Retail giant Amazon has awarded a pay deal worth nearly 10% to its tens of thousands of UK employees, just weeks after narrowly winning a union recognition vote at a key facility.
The online business said the rise would raise minimum pay rates for warehouse staff and delivery drivers by 9.8% to between £13.50 and £14.50 an hour. Employees with at least three years of service would receive a minimum of between £13.75 and £14.75 an hour.
In July, Amazon staff at Coventry narrowly rejected a union recognition ballot, with 49.5% of workers voting in favour of the GMB union and 50.5% voting against. GMB members at Amazon Coventry have taken almost 40 days of strike action in their fight for £15 per hour and union recognition over the past 18 months.
Amazon globally maintains a direct relationship with staff rather than pursue relations with unions.
An Amazon spokesperson stated: “We are increasing our minimum starting pay for all frontline employees to the equivalent of more than £28,000 a year and we continue to offer industry-leading benefits from day one.”

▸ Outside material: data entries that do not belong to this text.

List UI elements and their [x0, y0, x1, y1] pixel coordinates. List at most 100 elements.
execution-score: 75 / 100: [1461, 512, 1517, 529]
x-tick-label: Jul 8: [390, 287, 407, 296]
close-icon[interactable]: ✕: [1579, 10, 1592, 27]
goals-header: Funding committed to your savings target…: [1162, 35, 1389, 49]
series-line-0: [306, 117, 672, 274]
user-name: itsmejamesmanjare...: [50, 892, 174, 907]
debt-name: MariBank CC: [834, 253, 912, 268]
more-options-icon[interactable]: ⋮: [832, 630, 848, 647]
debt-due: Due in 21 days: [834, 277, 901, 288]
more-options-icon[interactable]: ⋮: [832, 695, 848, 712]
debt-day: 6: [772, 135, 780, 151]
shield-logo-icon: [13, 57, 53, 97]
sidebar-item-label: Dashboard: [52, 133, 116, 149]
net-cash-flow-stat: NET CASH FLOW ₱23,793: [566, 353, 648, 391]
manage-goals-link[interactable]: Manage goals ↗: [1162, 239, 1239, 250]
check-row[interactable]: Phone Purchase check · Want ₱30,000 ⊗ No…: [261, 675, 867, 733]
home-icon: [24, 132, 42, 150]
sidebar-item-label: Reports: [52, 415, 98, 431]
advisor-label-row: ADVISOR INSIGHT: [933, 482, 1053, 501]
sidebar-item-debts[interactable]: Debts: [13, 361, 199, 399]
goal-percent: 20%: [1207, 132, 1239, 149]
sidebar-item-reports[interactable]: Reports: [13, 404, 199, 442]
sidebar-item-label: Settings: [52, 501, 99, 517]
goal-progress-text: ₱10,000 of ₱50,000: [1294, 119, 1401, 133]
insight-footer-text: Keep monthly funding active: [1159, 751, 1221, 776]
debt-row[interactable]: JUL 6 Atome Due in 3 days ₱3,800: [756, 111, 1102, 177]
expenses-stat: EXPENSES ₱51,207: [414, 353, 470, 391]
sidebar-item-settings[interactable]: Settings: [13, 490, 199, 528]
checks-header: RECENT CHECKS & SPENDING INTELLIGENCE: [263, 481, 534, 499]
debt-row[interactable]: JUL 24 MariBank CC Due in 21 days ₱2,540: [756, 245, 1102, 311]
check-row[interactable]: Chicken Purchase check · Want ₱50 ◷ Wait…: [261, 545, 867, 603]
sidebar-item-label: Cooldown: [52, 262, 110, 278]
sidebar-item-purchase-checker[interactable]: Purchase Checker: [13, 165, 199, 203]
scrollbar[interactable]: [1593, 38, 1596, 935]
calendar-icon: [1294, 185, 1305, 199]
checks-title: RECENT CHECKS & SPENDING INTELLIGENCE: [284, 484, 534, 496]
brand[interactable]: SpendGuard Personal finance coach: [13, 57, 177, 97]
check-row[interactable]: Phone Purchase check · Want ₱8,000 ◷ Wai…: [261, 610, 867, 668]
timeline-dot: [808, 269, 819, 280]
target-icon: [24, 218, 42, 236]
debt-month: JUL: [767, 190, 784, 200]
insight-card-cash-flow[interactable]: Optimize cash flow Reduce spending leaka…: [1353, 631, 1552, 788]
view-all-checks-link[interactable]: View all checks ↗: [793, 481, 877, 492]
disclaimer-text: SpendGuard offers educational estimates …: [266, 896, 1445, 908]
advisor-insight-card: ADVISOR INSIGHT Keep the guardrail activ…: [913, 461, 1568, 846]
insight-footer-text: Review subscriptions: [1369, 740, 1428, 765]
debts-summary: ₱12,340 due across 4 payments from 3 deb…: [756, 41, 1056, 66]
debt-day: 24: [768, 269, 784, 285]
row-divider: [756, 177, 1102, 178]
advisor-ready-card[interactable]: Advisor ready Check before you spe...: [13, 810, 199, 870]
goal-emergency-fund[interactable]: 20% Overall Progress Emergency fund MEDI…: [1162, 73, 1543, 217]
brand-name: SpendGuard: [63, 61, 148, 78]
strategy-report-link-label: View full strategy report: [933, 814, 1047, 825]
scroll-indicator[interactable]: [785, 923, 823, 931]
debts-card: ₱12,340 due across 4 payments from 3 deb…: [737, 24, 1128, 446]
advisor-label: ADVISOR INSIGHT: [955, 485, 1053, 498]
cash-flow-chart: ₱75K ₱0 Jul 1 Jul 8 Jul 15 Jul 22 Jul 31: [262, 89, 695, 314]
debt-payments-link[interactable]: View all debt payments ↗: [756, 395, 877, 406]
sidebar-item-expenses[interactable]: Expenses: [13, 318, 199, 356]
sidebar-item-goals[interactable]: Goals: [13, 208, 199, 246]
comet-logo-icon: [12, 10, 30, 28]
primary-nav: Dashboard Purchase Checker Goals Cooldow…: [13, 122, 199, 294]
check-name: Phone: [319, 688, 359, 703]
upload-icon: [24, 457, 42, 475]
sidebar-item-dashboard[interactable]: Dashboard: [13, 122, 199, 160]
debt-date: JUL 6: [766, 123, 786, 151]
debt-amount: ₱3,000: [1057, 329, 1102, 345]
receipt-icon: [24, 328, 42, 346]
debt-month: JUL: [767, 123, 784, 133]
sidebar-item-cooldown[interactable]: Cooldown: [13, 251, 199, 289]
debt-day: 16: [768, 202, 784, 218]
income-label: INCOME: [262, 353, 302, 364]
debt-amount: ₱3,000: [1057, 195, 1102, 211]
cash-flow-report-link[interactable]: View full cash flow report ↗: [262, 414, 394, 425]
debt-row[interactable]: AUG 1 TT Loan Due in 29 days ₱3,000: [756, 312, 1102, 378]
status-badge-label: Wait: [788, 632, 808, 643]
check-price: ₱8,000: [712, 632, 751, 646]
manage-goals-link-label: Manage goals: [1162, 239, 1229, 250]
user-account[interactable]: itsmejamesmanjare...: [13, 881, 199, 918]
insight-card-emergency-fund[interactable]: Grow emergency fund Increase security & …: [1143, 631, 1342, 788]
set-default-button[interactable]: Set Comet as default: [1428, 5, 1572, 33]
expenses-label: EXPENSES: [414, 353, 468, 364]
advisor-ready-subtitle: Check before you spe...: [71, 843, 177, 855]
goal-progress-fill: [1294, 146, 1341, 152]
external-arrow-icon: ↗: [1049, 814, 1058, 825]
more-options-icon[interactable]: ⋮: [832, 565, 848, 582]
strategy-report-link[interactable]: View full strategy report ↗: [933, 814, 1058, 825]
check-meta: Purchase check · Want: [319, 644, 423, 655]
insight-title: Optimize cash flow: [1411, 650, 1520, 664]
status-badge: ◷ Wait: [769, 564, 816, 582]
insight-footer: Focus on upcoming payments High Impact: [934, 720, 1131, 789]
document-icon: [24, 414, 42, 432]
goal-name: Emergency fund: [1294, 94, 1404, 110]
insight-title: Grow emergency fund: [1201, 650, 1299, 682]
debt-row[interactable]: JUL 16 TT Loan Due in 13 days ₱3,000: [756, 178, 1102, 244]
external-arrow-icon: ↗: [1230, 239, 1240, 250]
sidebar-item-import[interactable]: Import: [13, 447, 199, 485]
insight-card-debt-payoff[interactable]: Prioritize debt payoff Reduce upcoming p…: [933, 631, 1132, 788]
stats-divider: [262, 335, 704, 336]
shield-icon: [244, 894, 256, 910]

Rachel Fagan, organiser for GMB, stated on the union’s website: “This is too little, too late from Amazon bosses who have been forced to act by worker’s industrial action. Amazon’s reputation is in the gutter over its treatment of its own workers and now company bosses are trying to plaster over the facts. Unsafe working conditions, low pay and excessive surveillance blight the lives of Amazon workers every single day.”